Army veteran Chris Gonzalez has experienced what many people don’t realize is possible. He’s had COVID-19 three different times.
The former Military Police officer receives infusions to treat his Crohn’s Disease, which lowers his immune system’s ability to fight infections. He joined the Army in 1996 and served until 2004, when an injury led to his medical discharge.
The private sector job he works in the transportation industry exposes him to many people. He believes that’s how he caught COVID-19 for the first time in March of 2020 during the initial lockdowns.
“(It) was pretty rough. I couldn’t breathe for weeks,” recalled Gonzalez. “The pain in my body, just literally every bit of my muscles were shut down. I was very incoherent, and I didn’t really know what was going on around me for about four or five days.”
He felt fortunate that he didn’t need to go to the hospital for care, but he was sick again with another serious coronavirus case months later. By then, the virus had spurred optimism about the vaccine that would be released to the public.
His wife, Amy, and their seven kids, aged 15 to 26, didn’t feel the same way. Hopeful that he may be able to inspire his family to follow in his footsteps, Gonzalez made a decision about the vaccine.
“I went ahead and got it just to kind of be the first one and show them that there’s not going to be anything wrong with it,” he said, recalling that his loved ones watched closely in the following days to see how he reacted to the shots. “More observing me than anything else, like ‘Oh, is he still alive? Yep, he’s alive.’”
Read: COVID-19 vaccines: What military families need to know
The only side effects Gonzalez experienced were minor fatigue and a sore arm at the injection site. About a month later, his wife and children chose to get vaccinated.
“I didn’t want to push it on them,” he said. “I feel that everybody should have their choice on what they’re doing. But they should also be educated in what they’re doing. There’s a lot of fear out there, and I think education can help control that fear.”
Eight months after receiving his first vaccination, Gonzalez came down with COVID-19 a third time, but the symptoms felt different than his previous experiences.
“After the vaccine, a runny nose happened, and I did lose my sense of smell, but I did still have some taste.

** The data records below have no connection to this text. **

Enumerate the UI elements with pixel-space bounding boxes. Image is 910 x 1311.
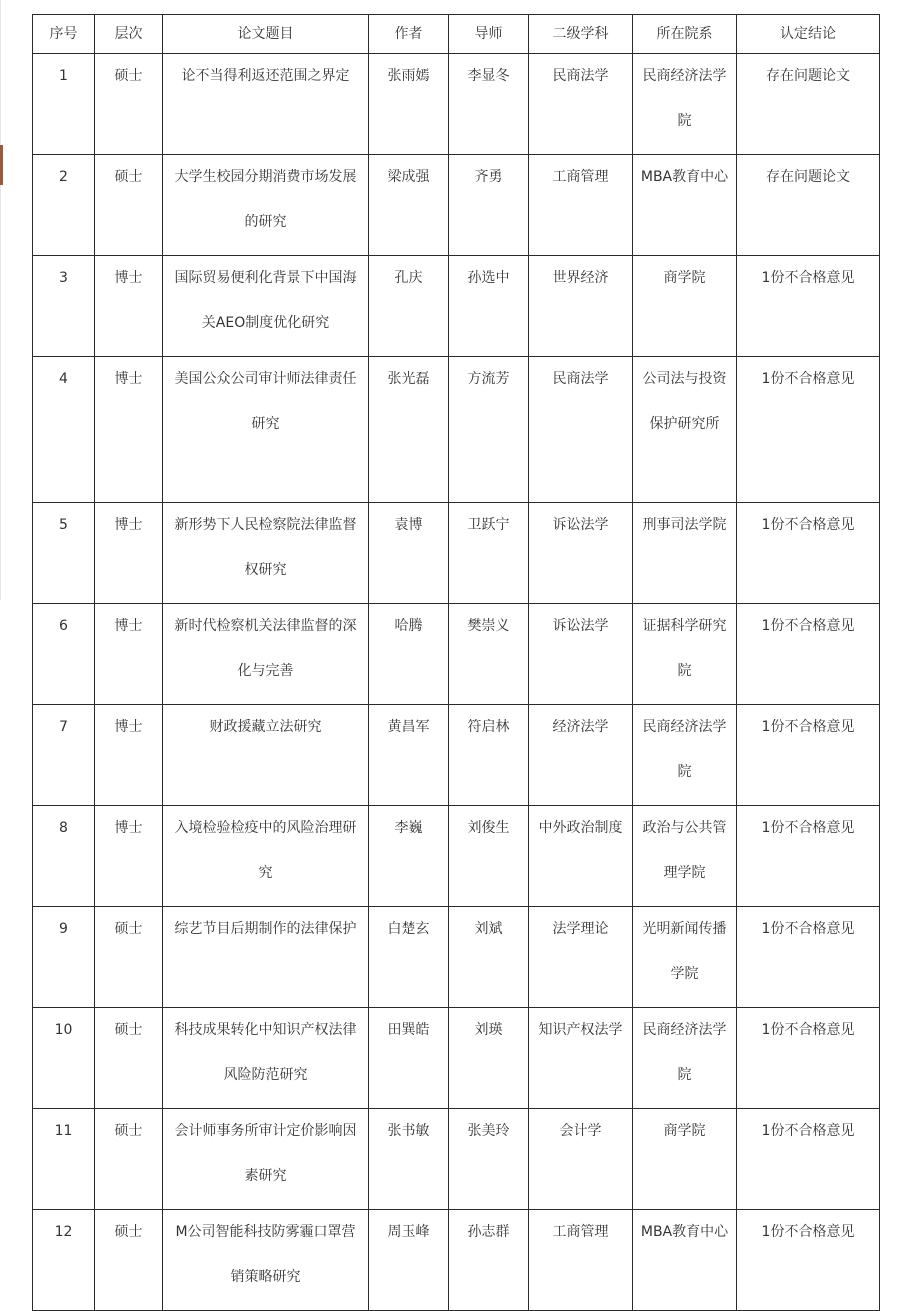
cell-dept: 证据科学研究院 [633, 604, 737, 705]
cell-title: 新形势下人民检察院法律监督权研究 [163, 503, 369, 604]
cell-advisor: 孙志群 [449, 1210, 529, 1311]
cell-result: 存在问题论文 [737, 155, 880, 256]
cell-subject: 法学理论 [529, 907, 633, 1008]
cell-advisor: 刘俊生 [449, 806, 529, 907]
cell-title: 综艺节目后期制作的法律保护 [163, 907, 369, 1008]
cell-author: 梁成强 [369, 155, 449, 256]
cell-result: 1份不合格意见 [737, 256, 880, 357]
table-row [33, 1109, 880, 1210]
cell-title: 美国公众公司审计师法律责任研究 [163, 357, 369, 503]
cell-level: 硕士 [95, 155, 163, 256]
cell-no: 1 [33, 54, 95, 155]
cell-level: 硕士 [95, 1008, 163, 1109]
cell-level: 硕士 [95, 1109, 163, 1210]
table-row [33, 503, 880, 604]
cell-level: 博士 [95, 604, 163, 705]
cell-level: 硕士 [95, 1210, 163, 1311]
cell-result: 1份不合格意见 [737, 503, 880, 604]
cell-subject: 工商管理 [529, 1210, 633, 1311]
cell-advisor: 齐勇 [449, 155, 529, 256]
cell-result: 1份不合格意见 [737, 1008, 880, 1109]
header-result: 认定结论 [737, 15, 880, 54]
cell-title: M公司智能科技防雾霾口罩营销策略研究 [163, 1210, 369, 1311]
table-row [33, 806, 880, 907]
cell-no: 8 [33, 806, 95, 907]
cell-advisor: 刘瑛 [449, 1008, 529, 1109]
cell-author: 袁博 [369, 503, 449, 604]
cell-subject: 民商法学 [529, 357, 633, 503]
cell-result: 存在问题论文 [737, 54, 880, 155]
table-row [33, 256, 880, 357]
cell-level: 博士 [95, 357, 163, 503]
cell-advisor: 方流芳 [449, 357, 529, 503]
cell-advisor: 张美玲 [449, 1109, 529, 1210]
cell-dept: 商学院 [633, 256, 737, 357]
cell-title: 财政援藏立法研究 [163, 705, 369, 806]
cell-subject: 中外政治制度 [529, 806, 633, 907]
cell-author: 哈腾 [369, 604, 449, 705]
header-level: 层次 [95, 15, 163, 54]
cell-advisor: 李显冬 [449, 54, 529, 155]
table-row [33, 155, 880, 256]
cell-dept: 商学院 [633, 1109, 737, 1210]
cell-level: 博士 [95, 705, 163, 806]
header-no: 序号 [33, 15, 95, 54]
cell-author: 田巽皓 [369, 1008, 449, 1109]
cell-author: 白楚玄 [369, 907, 449, 1008]
cell-subject: 知识产权法学 [529, 1008, 633, 1109]
cell-title: 会计师事务所审计定价影响因素研究 [163, 1109, 369, 1210]
table-row [33, 907, 880, 1008]
cell-dept: 公司法与投资保护研究所 [633, 357, 737, 503]
cell-result: 1份不合格意见 [737, 1109, 880, 1210]
cell-no: 3 [33, 256, 95, 357]
cell-no: 11 [33, 1109, 95, 1210]
cell-result: 1份不合格意见 [737, 604, 880, 705]
cell-no: 7 [33, 705, 95, 806]
cell-result: 1份不合格意见 [737, 1210, 880, 1311]
table-header [33, 15, 880, 54]
header-title: 论文题目 [163, 15, 369, 54]
header-subject: 二级学科 [529, 15, 633, 54]
cell-dept: 光明新闻传播学院 [633, 907, 737, 1008]
cell-advisor: 樊崇义 [449, 604, 529, 705]
cell-advisor: 刘斌 [449, 907, 529, 1008]
cell-title: 入境检验检疫中的风险治理研究 [163, 806, 369, 907]
cell-author: 黄昌军 [369, 705, 449, 806]
header-dept: 所在院系 [633, 15, 737, 54]
cell-level: 硕士 [95, 907, 163, 1008]
cell-subject: 经济法学 [529, 705, 633, 806]
table-row [33, 1210, 880, 1311]
cell-result: 1份不合格意见 [737, 357, 880, 503]
cell-result: 1份不合格意见 [737, 907, 880, 1008]
cell-title: 新时代检察机关法律监督的深化与完善 [163, 604, 369, 705]
thesis-results-table [32, 14, 880, 1311]
page-left-border [0, 0, 1, 600]
cell-author: 张书敏 [369, 1109, 449, 1210]
cell-level: 博士 [95, 503, 163, 604]
table-row [33, 54, 880, 155]
cell-dept: MBA教育中心 [633, 1210, 737, 1311]
cell-dept: 民商经济法学院 [633, 1008, 737, 1109]
cell-title: 科技成果转化中知识产权法律风险防范研究 [163, 1008, 369, 1109]
cell-level: 硕士 [95, 54, 163, 155]
table-row [33, 705, 880, 806]
table-row [33, 1008, 880, 1109]
cell-subject: 工商管理 [529, 155, 633, 256]
cell-no: 12 [33, 1210, 95, 1311]
page-left-accent [0, 145, 3, 185]
cell-result: 1份不合格意见 [737, 806, 880, 907]
header-advisor: 导师 [449, 15, 529, 54]
cell-no: 4 [33, 357, 95, 503]
cell-title: 大学生校园分期消费市场发展的研究 [163, 155, 369, 256]
cell-subject: 会计学 [529, 1109, 633, 1210]
cell-author: 张雨嫣 [369, 54, 449, 155]
cell-no: 5 [33, 503, 95, 604]
cell-advisor: 符启林 [449, 705, 529, 806]
cell-author: 李巍 [369, 806, 449, 907]
cell-subject: 民商法学 [529, 54, 633, 155]
cell-dept: 政治与公共管理学院 [633, 806, 737, 907]
cell-level: 博士 [95, 806, 163, 907]
cell-dept: 刑事司法学院 [633, 503, 737, 604]
cell-dept: MBA教育中心 [633, 155, 737, 256]
cell-subject: 世界经济 [529, 256, 633, 357]
cell-result: 1份不合格意见 [737, 705, 880, 806]
cell-no: 6 [33, 604, 95, 705]
cell-advisor: 孙选中 [449, 256, 529, 357]
cell-title: 论不当得利返还范围之界定 [163, 54, 369, 155]
cell-no: 10 [33, 1008, 95, 1109]
cell-dept: 民商经济法学院 [633, 54, 737, 155]
cell-no: 9 [33, 907, 95, 1008]
cell-author: 孔庆 [369, 256, 449, 357]
table-body [33, 54, 880, 1311]
cell-subject: 诉讼法学 [529, 604, 633, 705]
cell-dept: 民商经济法学院 [633, 705, 737, 806]
cell-advisor: 卫跃宁 [449, 503, 529, 604]
cell-no: 2 [33, 155, 95, 256]
cell-level: 博士 [95, 256, 163, 357]
header-author: 作者 [369, 15, 449, 54]
cell-author: 张光磊 [369, 357, 449, 503]
cell-title: 国际贸易便利化背景下中国海关AEO制度优化研究 [163, 256, 369, 357]
cell-subject: 诉讼法学 [529, 503, 633, 604]
header-row [33, 15, 880, 54]
table-row [33, 604, 880, 705]
cell-author: 周玉峰 [369, 1210, 449, 1311]
table-row [33, 357, 880, 503]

My fever didn’t go above 99 degrees, and it broke the first day or so,” Gonzalez said.
As a veteran who has helped active-duty service members transition to life outside the service, he feels he needs to speak up to other people he cares about. He believes active-duty service members must do their research and make a well-informed decision, but he also wants them to consider the risks they face by ending their service due to refusal to get the vaccination.
“When they get out of the service and go into the civilian world, they’re going to realize they’re going to encounter the same type of mandates that they’re seeing in the military,” he said. “My employer has a requirement for it, and I know many other employers do as well. Refusing (the vaccine) in the military is not going to get you away from it eventually. It’s something you’ll have to face at one point or another, so why ruin a military career over it?”
Gonzalez’s loyalty toward the military runs deep. He was inspired to enlist after his grandfather served more than 40 years in the service, joining amid World War II and not retiring until the mid-1980s.
“I always knew that time in the military was something I wanted to do,” said Gonzalez, who hoped to continue serving in the Army for 20 years but was medically retired after eight.
While his own military career was cut short, Gonzalez encourages troops violating the vaccination mandate to think critically about the future.
“We made the decisions that we need to join the military to do right by our country, do right by our neighbors, and everyone else,” he said. “So the same commitment we made when we raised our right hand should almost be the same one we’re making to get the shot.”